We’d made only one stop. Eventually we’d found Justin’s old Brenthurst Clinic, where the burn-unit during the trauma of his childhood accident had taken him in and cloistered him. Our eyes on his 6 foot and fit looking frame, he looked yet once again lonely, vulnerable, as he walked from the car and went in search of a better vantage for his camera. But he had no desire to go inside. The thing was done. And speaking for me, the neighbourhood seemed to seethe with his presence, with our presence, as though the very whiteness of our large vehicle’s colour itself was an affront to the daily goings-on of a populace freed from the oppression of our dictates, and freed to feast on the foibles of itself. The tension amongst us was high. The entrance to the clinic from the other side boarded and barbed, and no sooner was Justin back inside than we began to get out of there.
But then that snatching hand came through the open window frame.

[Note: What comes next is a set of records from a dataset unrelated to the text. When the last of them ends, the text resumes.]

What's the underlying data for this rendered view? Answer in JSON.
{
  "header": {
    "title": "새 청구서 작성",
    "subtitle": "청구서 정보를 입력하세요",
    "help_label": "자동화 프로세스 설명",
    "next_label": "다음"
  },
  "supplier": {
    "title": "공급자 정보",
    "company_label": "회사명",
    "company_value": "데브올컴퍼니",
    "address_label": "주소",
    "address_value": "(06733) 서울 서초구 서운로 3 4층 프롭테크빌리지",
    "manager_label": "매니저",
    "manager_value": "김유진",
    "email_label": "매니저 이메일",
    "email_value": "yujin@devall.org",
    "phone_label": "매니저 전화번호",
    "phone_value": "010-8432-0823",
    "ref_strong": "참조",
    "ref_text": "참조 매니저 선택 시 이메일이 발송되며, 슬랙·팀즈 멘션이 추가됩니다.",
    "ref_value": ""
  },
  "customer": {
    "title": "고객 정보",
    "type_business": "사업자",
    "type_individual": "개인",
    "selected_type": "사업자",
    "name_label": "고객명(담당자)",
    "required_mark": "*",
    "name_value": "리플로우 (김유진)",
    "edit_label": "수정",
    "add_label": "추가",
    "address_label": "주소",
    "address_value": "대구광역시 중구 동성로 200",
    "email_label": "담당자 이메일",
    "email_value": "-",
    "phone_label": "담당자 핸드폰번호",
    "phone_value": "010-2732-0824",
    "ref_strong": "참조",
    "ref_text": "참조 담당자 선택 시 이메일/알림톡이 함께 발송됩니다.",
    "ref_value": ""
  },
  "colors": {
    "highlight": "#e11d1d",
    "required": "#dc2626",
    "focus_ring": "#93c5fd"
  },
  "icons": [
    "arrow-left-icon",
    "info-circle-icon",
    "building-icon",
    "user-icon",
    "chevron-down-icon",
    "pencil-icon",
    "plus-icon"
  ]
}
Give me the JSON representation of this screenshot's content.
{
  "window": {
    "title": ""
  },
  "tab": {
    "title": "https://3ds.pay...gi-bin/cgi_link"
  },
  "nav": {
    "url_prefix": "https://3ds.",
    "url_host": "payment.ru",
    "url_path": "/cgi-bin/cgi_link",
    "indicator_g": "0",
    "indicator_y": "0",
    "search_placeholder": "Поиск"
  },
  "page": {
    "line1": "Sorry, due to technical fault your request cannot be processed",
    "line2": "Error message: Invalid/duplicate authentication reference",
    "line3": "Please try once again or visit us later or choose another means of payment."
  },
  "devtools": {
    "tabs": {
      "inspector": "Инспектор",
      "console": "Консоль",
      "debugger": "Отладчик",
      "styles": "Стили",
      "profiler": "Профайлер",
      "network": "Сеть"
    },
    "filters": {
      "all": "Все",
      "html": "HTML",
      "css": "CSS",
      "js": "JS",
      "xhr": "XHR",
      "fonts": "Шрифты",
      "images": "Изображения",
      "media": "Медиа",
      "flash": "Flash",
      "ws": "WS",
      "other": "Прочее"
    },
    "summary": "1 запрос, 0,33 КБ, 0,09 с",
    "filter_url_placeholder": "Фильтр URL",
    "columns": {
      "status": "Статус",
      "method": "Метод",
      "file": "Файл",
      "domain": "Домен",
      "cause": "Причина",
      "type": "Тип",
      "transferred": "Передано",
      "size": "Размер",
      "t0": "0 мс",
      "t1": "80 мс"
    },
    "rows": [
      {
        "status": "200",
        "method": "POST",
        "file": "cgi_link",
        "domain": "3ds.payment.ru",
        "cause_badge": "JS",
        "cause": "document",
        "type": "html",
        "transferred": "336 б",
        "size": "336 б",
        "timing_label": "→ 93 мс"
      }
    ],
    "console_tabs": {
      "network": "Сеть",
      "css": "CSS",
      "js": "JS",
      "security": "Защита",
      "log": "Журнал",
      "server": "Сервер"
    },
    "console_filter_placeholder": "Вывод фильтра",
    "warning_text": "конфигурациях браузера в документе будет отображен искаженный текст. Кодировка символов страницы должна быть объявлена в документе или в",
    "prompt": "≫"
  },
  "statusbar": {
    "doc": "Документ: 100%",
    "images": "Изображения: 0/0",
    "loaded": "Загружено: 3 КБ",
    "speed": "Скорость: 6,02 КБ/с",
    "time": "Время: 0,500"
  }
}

I like very much this car, he said, and he was smiling and friendly. I give you this, he said, it’s a present! And before I could focus the black belt, about the size and length of a dog-collar, was thrust onto the dash-board. Then he asked for money. We didn’t want the belt. We didn’t want to reach for a wallet. We thanked him, but to no… Then the lights changed, and as the vehicle began to move he reached in for the belt, quick as a flash, but Mike’s big forearm warded him off, yet still he managed to snatch the thing out, and in an instant there was electricity and fire and brimstone in his eyes and the curse of hell made microbial in the interaction, but split seconds later the man laughed, and we drove off.
Could have been a knife, Rob said.
To be or not to be? Oh Africa, ask not for whom the bell tolls, I weep for thee.